What is accounting?

Accounting is a part of finance that analyzes the different items that show the financial movements of a company. This resource is of great help to know the situation in which a business is, and with this they can set a series of strategies with the aim of increasing the performance of their economy.

The definition of accounting also refers to the tool for managing expenses and ingresos of an entity. In the development of its normal activity, the equity of any company will vary due to the sale and purchase operations, where the result can be positive (gains) or negative (losses).

Regardless of the size of the business, the concept of accounting affects both large companies and SMEs, since the basic objective is to guarantee the adequate profitability of the entity, in addition to having the capacity to bear tax burdens.

Accounting objectives

The accounting objective is to record the different financial and economic operations of the company in the accounting documents, in addition to interpreting the accounts to make decisions and in this way satisfy the different groups involved, such as public administrations, shareholders or creditors.

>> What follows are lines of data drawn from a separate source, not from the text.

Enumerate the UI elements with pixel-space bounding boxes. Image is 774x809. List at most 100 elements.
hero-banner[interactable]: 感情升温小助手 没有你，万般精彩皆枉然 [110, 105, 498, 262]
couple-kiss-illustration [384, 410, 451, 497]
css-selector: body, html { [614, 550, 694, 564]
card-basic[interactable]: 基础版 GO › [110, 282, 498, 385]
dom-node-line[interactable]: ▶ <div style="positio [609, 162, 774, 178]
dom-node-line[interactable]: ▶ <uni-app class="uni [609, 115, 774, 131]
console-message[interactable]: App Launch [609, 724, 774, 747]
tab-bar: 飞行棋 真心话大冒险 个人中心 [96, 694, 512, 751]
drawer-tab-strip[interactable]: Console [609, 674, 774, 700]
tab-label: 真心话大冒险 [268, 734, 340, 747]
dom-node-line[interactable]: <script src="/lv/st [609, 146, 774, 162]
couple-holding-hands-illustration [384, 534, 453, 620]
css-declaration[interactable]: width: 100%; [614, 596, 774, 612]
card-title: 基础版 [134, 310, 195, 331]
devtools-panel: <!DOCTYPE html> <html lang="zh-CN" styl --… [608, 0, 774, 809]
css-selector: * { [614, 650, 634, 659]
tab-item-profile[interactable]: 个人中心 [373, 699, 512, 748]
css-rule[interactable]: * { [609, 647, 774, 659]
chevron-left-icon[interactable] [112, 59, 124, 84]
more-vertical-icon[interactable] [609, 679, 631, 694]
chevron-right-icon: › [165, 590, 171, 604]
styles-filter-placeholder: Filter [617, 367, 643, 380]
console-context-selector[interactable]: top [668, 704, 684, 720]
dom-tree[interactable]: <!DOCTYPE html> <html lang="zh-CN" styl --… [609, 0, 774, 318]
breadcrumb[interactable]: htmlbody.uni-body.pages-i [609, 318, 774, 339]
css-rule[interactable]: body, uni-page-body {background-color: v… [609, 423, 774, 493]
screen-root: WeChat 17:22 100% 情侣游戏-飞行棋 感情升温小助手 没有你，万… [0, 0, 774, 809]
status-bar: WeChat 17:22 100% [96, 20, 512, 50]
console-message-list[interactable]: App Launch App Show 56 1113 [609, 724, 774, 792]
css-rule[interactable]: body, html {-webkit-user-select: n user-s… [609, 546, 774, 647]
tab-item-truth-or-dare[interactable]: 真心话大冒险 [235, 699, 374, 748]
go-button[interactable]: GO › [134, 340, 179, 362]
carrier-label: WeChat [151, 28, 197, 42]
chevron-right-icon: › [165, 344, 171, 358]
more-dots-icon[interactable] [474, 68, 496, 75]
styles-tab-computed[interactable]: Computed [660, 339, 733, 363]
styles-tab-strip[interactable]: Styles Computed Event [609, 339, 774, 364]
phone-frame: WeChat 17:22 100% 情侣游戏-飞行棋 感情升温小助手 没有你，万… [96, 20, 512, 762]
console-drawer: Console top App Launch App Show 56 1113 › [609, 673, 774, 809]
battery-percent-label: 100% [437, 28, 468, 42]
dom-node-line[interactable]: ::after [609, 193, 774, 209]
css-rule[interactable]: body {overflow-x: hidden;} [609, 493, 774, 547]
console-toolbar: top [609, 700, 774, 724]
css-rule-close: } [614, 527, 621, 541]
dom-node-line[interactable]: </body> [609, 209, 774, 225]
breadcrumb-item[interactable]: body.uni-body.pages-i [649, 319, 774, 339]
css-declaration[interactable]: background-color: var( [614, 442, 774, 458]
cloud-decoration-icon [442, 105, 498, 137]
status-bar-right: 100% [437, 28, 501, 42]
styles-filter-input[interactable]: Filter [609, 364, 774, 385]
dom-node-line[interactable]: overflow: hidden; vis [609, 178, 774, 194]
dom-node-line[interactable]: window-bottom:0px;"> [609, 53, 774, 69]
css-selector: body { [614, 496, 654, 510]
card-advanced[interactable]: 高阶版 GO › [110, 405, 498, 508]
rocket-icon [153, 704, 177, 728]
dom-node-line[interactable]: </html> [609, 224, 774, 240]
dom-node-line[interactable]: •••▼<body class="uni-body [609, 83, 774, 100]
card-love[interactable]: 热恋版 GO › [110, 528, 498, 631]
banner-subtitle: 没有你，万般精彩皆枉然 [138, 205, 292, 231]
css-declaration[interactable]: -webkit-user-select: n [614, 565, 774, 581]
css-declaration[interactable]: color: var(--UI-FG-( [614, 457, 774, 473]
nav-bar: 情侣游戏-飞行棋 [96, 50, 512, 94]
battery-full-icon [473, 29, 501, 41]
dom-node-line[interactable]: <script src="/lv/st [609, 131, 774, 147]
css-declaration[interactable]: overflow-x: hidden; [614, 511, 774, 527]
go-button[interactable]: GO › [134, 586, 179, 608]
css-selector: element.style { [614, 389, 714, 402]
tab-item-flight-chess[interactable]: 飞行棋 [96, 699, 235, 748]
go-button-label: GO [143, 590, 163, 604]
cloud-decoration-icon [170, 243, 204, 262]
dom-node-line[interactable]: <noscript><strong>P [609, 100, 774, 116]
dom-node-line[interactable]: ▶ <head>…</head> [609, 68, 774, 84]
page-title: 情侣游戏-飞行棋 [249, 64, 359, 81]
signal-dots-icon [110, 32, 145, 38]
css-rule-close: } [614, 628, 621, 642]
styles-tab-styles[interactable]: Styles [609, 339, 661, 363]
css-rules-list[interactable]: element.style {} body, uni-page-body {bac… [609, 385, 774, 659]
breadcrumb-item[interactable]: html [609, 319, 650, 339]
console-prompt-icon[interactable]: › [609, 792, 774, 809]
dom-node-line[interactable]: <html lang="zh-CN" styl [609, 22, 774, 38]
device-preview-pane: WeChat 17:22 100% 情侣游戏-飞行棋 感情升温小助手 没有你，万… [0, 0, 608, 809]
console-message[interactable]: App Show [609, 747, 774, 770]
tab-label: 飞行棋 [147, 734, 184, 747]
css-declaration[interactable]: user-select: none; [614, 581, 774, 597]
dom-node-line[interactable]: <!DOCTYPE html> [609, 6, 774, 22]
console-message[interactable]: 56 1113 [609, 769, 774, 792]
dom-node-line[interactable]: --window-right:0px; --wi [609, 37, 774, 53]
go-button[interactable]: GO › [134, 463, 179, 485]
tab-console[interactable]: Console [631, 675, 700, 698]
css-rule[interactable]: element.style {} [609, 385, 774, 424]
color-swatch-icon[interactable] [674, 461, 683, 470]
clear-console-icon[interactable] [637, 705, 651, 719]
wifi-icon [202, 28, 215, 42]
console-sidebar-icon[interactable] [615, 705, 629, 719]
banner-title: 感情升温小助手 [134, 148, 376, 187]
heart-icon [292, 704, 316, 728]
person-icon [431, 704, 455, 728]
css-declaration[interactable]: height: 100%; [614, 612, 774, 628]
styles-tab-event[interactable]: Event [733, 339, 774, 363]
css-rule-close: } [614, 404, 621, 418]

  • Study and report on financial resources Of a company.
  • Provide managers with enough information to organize good planning and decision-making.
  • Have a record of the management of administrators and tax burdens.
  • Know the money flows that the entity will handle.
  • Participate in surveys on the economic activities of the business sector.

A broader definition of accounting may be the technique that arises with the objective of meeting the organizational needs of the economy. It is a disciplinary tool that uses precise statistical methods to calculate scores. Collect any figure or data of interest, since any detail, however minimal, can modify an expected result.